Prof Claire Eyers BSc, PhD

The major theme of my research career has been the development and application of biochemical and biophysical (mass spectrometry, ion mobility) techniques to study cellular signal transduction and post-translational modifications (PTMs), particularly protein phosphorylation, on a global level. Identification of PTMs ultimately leads to better understanding, and thus the ability to model, cell signalling systems. This is particularly pertinent as we try to define how changes in protein modification and cell signalling drives cellular ageing and the onset/progression of diseases. My research interests include the application of MS-based techniques to understand proteins and their modifications in a quantitative manner, both at the peptide and protein level, particularly to better understand the roles of combinatorial protein modifications. We also apply structural mass spectrometry (native IM-MS) to correlate changes in site-specific protein modification with protein conformational dynamics, complex formation and ligand (small molecule, DNA) binding.

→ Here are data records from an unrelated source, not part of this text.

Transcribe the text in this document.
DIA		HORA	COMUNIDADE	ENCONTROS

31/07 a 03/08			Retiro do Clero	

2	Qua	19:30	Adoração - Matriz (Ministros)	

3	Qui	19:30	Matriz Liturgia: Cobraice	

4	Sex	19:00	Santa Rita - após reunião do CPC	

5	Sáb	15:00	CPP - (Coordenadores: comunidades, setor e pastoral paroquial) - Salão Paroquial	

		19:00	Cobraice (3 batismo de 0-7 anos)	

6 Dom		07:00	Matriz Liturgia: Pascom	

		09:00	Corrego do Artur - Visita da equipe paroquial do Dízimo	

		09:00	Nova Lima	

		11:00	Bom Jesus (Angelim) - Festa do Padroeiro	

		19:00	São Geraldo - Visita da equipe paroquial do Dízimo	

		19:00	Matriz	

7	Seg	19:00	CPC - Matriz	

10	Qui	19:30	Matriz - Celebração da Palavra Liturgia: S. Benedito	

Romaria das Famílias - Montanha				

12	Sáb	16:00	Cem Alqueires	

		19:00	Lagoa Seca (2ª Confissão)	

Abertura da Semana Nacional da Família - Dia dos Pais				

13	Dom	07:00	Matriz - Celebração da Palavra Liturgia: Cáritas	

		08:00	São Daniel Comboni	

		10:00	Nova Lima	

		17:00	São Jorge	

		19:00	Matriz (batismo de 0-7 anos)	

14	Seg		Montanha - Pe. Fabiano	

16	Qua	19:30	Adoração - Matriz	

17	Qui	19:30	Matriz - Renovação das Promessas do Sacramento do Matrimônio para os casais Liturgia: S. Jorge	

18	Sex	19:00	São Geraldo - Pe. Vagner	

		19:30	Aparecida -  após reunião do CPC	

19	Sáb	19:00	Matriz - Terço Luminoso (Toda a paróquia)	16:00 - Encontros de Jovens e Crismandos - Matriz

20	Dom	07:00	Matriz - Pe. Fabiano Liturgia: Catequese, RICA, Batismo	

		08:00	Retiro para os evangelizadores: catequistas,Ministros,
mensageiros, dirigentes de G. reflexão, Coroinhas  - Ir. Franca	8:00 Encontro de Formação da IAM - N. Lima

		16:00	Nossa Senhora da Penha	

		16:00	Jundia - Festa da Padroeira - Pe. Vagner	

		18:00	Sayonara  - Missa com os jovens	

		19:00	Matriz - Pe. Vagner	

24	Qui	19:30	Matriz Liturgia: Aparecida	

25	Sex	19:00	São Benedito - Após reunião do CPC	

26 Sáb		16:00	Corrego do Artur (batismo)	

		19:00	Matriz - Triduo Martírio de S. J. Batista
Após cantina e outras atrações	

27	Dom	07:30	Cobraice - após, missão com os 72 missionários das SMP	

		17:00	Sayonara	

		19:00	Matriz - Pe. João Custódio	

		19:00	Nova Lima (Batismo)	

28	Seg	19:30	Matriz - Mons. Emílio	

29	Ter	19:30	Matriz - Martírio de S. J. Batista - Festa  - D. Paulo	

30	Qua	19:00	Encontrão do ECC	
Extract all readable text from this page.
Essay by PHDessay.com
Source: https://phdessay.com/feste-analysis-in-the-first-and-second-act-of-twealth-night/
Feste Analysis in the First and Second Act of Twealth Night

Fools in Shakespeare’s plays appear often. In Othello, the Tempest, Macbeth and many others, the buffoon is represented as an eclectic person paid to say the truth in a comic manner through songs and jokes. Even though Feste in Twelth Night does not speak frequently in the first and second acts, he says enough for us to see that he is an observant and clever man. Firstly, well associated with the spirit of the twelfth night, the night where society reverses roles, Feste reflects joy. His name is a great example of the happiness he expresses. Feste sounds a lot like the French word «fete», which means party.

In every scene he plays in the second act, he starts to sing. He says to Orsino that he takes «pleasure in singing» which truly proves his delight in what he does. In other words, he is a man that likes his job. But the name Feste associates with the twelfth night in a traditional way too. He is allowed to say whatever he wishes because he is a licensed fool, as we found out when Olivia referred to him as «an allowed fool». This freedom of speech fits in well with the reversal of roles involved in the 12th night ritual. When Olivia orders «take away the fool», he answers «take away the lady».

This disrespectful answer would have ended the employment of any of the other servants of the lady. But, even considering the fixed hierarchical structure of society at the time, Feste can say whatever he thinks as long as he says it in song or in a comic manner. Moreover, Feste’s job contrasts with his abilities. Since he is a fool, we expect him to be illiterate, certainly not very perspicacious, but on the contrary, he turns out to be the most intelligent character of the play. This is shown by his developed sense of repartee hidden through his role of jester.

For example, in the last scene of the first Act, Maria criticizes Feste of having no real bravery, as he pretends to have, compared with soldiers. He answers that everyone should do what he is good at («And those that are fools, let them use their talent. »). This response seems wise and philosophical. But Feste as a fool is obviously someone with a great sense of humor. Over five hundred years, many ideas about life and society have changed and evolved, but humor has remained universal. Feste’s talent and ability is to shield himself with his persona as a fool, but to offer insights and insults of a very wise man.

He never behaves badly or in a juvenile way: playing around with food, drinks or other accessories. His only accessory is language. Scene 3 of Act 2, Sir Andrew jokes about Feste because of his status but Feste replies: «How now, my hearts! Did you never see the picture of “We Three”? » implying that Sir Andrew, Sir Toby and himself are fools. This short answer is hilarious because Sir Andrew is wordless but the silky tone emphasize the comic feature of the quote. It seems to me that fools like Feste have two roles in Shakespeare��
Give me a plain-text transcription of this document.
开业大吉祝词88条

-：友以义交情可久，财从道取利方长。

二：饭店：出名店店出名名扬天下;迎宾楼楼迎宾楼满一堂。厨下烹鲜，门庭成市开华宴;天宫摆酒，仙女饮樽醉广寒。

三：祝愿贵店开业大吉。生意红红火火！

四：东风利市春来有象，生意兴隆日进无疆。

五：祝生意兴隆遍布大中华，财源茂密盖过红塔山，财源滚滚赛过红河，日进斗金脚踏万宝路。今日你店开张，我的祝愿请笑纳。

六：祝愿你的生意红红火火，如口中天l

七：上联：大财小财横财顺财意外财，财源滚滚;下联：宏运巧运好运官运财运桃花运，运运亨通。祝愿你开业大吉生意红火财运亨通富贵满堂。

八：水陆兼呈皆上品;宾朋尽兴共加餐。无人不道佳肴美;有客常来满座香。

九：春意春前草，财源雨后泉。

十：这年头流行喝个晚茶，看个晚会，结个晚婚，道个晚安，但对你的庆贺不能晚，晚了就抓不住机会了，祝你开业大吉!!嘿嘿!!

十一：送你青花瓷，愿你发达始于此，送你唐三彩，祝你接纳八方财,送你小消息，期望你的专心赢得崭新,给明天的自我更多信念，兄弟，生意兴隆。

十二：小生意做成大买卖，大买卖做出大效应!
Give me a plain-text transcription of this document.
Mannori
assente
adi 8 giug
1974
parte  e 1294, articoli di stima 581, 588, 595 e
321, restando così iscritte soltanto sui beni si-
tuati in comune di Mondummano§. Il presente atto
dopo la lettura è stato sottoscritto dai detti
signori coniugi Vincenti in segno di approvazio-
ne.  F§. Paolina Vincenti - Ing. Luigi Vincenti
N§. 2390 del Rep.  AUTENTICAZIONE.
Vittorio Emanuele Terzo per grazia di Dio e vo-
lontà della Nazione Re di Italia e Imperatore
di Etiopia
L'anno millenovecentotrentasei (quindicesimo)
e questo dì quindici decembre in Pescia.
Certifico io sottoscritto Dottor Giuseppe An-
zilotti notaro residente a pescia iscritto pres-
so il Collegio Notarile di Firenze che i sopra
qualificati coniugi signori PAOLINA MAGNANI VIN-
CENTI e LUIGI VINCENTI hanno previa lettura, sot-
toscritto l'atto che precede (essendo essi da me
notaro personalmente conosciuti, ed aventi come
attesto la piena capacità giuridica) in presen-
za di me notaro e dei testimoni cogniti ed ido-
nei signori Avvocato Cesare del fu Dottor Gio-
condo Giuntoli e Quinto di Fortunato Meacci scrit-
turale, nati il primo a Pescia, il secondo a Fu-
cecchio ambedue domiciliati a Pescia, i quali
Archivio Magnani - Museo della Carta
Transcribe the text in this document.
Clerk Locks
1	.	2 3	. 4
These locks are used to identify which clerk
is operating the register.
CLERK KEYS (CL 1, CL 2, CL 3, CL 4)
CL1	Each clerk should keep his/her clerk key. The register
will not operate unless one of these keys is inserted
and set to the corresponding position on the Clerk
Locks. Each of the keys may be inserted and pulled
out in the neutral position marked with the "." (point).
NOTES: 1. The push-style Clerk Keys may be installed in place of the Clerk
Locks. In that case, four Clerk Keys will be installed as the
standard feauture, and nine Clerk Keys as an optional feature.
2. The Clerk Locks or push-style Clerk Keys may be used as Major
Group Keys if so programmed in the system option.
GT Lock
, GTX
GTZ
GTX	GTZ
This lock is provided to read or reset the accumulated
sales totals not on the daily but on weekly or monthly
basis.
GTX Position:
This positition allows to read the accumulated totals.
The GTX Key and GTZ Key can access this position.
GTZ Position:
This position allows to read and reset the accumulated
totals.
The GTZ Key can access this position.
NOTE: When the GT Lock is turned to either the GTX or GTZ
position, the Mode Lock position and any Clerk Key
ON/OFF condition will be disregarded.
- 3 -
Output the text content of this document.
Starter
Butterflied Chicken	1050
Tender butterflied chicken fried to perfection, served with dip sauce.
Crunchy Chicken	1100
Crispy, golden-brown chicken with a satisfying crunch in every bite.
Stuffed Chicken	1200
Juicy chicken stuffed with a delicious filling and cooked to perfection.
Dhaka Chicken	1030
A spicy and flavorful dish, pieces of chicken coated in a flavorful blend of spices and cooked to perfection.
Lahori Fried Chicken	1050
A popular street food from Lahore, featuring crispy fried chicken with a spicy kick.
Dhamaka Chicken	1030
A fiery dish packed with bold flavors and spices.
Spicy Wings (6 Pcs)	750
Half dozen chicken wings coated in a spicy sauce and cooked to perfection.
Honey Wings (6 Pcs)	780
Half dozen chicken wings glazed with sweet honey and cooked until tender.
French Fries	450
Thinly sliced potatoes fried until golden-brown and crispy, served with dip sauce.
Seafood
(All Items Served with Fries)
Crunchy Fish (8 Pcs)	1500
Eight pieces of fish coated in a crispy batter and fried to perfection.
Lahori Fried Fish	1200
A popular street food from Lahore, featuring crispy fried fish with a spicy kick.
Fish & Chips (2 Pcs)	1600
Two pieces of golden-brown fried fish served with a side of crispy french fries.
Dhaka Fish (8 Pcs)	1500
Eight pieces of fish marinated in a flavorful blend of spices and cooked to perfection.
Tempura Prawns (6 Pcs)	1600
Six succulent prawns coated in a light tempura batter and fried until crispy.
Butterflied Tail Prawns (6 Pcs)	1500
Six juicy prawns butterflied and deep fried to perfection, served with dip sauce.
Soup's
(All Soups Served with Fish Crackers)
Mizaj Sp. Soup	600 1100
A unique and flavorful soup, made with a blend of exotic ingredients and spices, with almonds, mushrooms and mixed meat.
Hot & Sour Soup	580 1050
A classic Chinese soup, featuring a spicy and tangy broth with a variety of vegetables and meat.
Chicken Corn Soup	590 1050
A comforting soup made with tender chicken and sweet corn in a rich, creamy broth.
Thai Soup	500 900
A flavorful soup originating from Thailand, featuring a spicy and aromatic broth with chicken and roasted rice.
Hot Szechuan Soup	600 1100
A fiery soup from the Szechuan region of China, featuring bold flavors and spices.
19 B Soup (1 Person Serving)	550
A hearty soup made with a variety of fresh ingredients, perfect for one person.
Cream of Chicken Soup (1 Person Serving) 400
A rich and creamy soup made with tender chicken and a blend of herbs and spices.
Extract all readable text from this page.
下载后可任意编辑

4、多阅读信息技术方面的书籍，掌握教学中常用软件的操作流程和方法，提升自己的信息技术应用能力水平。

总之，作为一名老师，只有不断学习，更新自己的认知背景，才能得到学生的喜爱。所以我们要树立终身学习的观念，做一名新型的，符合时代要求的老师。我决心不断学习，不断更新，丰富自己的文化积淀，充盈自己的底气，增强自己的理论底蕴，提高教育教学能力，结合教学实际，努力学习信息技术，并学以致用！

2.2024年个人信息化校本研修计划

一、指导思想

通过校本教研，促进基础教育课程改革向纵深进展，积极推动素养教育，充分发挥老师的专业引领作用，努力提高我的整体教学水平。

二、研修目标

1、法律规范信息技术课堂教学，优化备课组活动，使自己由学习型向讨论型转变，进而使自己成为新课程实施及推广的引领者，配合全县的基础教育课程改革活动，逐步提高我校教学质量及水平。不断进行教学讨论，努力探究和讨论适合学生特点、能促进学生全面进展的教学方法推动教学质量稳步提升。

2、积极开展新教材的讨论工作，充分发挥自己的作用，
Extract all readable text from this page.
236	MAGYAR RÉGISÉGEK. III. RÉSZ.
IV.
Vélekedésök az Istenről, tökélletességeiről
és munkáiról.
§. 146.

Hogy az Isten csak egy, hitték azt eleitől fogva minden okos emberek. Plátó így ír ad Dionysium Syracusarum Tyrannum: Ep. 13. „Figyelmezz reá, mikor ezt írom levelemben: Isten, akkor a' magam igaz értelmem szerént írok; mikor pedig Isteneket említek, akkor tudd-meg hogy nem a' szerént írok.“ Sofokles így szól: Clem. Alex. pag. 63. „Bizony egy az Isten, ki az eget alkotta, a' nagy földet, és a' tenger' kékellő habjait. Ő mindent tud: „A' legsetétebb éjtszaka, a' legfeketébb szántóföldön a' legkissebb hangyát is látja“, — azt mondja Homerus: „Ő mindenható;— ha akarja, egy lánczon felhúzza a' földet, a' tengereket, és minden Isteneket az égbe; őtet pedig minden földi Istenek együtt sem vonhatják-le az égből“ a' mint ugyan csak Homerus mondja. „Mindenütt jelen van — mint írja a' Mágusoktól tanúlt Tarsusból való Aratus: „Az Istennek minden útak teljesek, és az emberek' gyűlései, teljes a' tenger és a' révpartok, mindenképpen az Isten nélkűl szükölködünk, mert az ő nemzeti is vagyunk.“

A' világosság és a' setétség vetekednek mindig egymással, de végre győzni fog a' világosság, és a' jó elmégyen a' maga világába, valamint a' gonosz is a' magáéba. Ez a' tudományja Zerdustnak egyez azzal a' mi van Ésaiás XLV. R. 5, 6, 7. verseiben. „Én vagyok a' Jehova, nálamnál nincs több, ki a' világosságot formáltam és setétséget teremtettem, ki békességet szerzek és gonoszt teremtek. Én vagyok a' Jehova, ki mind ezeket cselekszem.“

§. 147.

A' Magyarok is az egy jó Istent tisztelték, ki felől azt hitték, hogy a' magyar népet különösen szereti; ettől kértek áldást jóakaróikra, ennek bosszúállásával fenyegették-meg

I am currently funded by CRUK, NWCR, BBSRC and Unilever, and have been involved in a number of large-scale cross-disciplinary BBSRC (LOLA, SABR) and EU-funded projects, including:
i) absolute quantification of the complete proteome of S. cerevisiae (i.e. defining protein copy number per cell), and assessment of changes in protein cohorts under conditions of stress;
ii) in-depth characterisation of stimulation-dependent changes in the modification status of the NFκB transcription factor p65 in a temporal manner. By applying standard peptide-based quantitative phopshoproteomics, native structural mass spectrometry and novel strategies for intact protein (top down) proteomics that are currently being developed in my group, we are investigate the combinatorial roles of multiple modifications on individual NF-kB proteins as a function of disease (cancer) status and in response to stress stimuli;
iii) screening for cancer-associated changes in the serum glycome by developing novel MS-based methodology for capture and analysis of glycans, glycosylated proteins and glycan binding proteins using self-assembled monolayers;
iv) expanding the landscape of protein phosphorylation in human cells, having developed analytical strategies that allow sites of phosphorylation on non typical amino acids residues (e.g. His, Asp, Glu, Lys, Arg) to be defined.